Before the June 4 hearing, letters to the Hill obtained by Federal News Radio allege VA is shortcutting its accreditations and authorizations (A&A), which previously were known as certifications and accreditations (C&A), process for its IT systems. VA’s former Chief Information Security Officer Jerry Davis alleges the agency’s process is flawed and is putting data and systems at a higher risk.
The ID Analytics report supports the allegations that veterans data is at greater risk.
The report reviewed two databases containing the personal information of more than 20 million veterans. Sources say VA has been receiving reports from ID Analytics since it lost the laptop with the data of 26 million veterans in 2006.
An email to ID Analytics asking for comment on the report was not immediately returned.
The reports showed veterans “have substantially higher alert rates than the non- veteran population.

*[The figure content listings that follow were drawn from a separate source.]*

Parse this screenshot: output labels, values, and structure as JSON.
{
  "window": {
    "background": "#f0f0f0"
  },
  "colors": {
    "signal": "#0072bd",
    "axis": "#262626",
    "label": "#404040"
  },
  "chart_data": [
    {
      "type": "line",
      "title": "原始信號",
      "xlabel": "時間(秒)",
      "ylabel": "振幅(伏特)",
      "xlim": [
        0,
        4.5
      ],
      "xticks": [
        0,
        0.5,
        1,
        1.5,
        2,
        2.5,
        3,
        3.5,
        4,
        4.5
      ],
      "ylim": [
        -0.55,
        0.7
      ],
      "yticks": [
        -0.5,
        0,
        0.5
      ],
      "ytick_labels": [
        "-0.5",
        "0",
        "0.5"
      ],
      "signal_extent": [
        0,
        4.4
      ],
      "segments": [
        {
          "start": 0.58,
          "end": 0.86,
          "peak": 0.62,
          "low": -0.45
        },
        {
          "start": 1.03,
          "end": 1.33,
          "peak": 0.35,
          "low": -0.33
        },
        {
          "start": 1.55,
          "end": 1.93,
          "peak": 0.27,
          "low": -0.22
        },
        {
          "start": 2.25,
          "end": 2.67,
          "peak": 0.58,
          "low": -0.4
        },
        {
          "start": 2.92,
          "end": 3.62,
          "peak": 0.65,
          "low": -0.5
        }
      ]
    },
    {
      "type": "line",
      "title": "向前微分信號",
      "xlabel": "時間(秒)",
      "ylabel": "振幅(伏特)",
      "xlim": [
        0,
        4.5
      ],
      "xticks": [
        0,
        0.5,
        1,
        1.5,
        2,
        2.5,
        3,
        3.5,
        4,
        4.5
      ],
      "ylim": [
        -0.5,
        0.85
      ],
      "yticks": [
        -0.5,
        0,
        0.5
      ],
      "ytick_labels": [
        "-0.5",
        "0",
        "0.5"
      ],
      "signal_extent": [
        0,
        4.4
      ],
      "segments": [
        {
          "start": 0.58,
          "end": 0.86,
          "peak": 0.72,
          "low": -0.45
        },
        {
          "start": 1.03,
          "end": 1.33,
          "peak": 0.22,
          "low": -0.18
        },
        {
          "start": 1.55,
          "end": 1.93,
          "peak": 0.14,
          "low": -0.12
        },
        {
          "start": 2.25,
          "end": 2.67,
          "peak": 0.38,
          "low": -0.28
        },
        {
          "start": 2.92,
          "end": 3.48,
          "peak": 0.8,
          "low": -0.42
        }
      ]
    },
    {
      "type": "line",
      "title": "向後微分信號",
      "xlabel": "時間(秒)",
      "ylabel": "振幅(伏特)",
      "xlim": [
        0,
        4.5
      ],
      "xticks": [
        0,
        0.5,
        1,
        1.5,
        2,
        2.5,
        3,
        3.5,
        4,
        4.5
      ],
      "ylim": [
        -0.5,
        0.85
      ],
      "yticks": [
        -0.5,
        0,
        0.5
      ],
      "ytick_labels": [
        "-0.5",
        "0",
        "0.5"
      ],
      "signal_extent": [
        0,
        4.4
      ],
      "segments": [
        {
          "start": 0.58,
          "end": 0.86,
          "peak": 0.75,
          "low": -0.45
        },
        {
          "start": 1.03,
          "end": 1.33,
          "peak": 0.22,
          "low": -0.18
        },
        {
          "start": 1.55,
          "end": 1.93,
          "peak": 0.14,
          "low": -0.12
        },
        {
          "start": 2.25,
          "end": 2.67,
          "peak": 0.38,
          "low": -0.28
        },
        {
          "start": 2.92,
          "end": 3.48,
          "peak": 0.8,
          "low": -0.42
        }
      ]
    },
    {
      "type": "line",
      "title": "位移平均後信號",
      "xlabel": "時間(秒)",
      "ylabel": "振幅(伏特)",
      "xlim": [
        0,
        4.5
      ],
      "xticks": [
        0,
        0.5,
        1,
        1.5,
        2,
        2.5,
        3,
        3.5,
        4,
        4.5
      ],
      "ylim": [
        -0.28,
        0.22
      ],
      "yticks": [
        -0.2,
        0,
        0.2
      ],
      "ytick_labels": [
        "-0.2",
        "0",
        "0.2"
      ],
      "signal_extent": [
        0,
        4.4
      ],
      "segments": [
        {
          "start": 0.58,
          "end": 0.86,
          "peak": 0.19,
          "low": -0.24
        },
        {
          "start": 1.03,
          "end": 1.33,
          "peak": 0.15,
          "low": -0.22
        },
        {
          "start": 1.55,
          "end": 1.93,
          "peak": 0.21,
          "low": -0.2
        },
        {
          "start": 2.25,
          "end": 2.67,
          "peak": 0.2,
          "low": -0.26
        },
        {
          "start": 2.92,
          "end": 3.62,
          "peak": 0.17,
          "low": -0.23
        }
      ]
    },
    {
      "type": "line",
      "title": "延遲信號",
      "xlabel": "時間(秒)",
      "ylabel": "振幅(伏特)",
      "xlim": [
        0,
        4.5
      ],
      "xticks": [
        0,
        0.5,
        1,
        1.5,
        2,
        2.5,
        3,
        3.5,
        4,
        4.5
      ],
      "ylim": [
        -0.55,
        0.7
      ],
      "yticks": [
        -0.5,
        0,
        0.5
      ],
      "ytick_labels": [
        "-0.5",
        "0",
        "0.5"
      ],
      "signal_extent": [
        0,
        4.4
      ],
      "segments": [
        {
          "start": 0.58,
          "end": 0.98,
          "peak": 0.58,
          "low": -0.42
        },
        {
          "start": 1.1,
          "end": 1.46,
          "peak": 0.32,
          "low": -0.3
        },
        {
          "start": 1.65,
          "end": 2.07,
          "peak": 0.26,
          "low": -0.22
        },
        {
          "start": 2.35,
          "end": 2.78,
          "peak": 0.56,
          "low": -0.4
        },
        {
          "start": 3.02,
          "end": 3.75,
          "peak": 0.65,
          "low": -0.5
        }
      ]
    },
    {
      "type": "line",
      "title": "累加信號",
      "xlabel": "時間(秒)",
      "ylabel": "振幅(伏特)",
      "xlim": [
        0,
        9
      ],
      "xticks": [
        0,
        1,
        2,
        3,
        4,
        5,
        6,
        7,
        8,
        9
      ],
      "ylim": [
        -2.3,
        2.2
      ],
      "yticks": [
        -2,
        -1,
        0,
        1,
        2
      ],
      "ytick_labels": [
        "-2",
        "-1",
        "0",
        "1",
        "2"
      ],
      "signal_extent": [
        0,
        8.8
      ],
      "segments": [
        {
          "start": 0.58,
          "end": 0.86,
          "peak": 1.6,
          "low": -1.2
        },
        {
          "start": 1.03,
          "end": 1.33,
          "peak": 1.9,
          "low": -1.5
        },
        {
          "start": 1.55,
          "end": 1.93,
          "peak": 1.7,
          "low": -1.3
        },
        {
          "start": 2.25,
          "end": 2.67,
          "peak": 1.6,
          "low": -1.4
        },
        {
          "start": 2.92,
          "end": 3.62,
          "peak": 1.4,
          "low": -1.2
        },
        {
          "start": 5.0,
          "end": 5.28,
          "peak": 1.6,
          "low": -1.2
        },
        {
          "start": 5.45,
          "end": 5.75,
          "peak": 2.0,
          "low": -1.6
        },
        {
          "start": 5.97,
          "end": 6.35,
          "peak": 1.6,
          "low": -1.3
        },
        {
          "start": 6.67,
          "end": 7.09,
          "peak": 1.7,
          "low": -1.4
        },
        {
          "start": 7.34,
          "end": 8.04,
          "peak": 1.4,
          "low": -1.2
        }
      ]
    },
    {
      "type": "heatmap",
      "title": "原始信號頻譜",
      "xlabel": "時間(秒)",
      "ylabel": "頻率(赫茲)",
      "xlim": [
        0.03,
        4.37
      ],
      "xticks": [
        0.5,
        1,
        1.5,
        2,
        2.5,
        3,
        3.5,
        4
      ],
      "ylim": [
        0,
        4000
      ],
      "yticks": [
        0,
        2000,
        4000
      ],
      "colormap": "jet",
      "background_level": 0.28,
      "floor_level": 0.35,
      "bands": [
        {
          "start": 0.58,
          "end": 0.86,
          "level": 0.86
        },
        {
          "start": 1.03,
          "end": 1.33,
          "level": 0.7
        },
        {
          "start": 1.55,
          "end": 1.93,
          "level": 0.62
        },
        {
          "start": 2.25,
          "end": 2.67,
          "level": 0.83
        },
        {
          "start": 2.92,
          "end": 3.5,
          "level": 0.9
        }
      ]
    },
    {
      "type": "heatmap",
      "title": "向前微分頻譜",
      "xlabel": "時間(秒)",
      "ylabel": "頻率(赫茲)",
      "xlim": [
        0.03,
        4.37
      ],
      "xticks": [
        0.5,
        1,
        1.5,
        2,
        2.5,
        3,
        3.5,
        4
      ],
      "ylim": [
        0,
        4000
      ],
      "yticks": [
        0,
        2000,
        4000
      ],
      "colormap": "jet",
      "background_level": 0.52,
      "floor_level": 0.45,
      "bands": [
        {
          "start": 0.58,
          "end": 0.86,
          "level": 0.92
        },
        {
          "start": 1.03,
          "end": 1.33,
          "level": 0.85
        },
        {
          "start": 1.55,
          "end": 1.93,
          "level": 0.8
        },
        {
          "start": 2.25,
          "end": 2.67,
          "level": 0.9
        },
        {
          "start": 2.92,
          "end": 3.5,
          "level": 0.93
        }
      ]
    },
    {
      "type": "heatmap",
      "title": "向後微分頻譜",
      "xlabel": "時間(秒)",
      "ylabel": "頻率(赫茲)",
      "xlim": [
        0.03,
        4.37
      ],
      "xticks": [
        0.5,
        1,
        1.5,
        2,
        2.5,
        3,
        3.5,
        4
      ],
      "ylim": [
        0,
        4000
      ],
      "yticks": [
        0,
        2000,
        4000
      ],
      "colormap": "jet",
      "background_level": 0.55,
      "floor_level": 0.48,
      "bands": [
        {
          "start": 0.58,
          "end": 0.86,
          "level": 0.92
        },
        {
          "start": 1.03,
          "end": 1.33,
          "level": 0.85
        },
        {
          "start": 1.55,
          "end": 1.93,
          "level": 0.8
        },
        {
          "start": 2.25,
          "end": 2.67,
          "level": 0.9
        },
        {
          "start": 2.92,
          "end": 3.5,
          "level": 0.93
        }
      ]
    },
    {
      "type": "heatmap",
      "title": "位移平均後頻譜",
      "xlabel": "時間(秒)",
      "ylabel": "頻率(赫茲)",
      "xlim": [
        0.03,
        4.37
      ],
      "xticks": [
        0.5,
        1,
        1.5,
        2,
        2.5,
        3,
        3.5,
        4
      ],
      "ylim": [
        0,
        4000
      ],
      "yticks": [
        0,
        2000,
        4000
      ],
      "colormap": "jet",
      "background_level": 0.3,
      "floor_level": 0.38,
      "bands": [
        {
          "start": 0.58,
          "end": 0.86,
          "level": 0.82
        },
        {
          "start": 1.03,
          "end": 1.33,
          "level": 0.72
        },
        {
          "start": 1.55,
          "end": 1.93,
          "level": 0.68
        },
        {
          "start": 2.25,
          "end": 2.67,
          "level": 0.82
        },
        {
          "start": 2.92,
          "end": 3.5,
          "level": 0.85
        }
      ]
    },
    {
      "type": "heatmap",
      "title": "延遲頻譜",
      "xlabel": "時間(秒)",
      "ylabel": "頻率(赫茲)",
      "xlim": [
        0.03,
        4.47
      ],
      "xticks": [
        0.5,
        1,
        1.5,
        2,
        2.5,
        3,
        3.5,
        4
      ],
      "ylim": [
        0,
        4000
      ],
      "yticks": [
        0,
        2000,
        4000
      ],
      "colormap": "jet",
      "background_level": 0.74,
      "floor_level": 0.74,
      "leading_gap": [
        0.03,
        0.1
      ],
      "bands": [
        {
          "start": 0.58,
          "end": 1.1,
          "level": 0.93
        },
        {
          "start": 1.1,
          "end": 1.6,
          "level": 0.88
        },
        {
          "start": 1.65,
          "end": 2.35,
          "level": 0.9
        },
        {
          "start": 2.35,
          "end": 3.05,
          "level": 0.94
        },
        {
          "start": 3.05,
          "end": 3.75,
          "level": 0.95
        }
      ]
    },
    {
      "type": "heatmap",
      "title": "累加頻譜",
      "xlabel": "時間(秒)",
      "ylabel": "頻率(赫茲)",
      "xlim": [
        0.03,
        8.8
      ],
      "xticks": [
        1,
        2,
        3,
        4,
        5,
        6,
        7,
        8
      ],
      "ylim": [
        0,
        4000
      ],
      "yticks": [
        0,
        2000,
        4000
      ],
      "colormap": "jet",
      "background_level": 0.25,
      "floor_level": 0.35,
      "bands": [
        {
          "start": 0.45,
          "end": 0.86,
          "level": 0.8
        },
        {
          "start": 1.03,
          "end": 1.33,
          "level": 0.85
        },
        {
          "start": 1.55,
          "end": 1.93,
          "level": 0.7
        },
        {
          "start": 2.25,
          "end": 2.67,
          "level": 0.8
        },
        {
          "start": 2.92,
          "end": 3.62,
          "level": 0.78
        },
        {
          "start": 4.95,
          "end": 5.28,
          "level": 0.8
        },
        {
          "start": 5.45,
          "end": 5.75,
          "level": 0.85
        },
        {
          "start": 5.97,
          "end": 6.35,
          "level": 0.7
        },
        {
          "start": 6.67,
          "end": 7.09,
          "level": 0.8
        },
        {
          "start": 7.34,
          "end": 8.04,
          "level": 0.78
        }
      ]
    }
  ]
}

This indicates a higher level of activity in the marketplace for the veteran population, which could indicate higher risk of identity misuse.”
ID Analytics found credit card fraud is the most common way the criminals use the stolen identity.
ID Analytics also recommended VA take eight steps including reviewing log files to see if employees are stealing identities and selling them to criminals, investigate VA facilities within 20 miles of reported misuse and compare the data of veterans who say they were victims of identity theft with data provided in the report, and provide any matches with a higher degree of protection.
The company suggested to VA that it consider offering “individualized assistance to affected veterans,” which could include credit monitoring, identity monitoring, fraud alerts or credit freezes.
The House committee staff member didn’t say what the next steps chairman Jeff Miller (R-Fla.) would take to ensure VA is doing more to protect the data of veterans.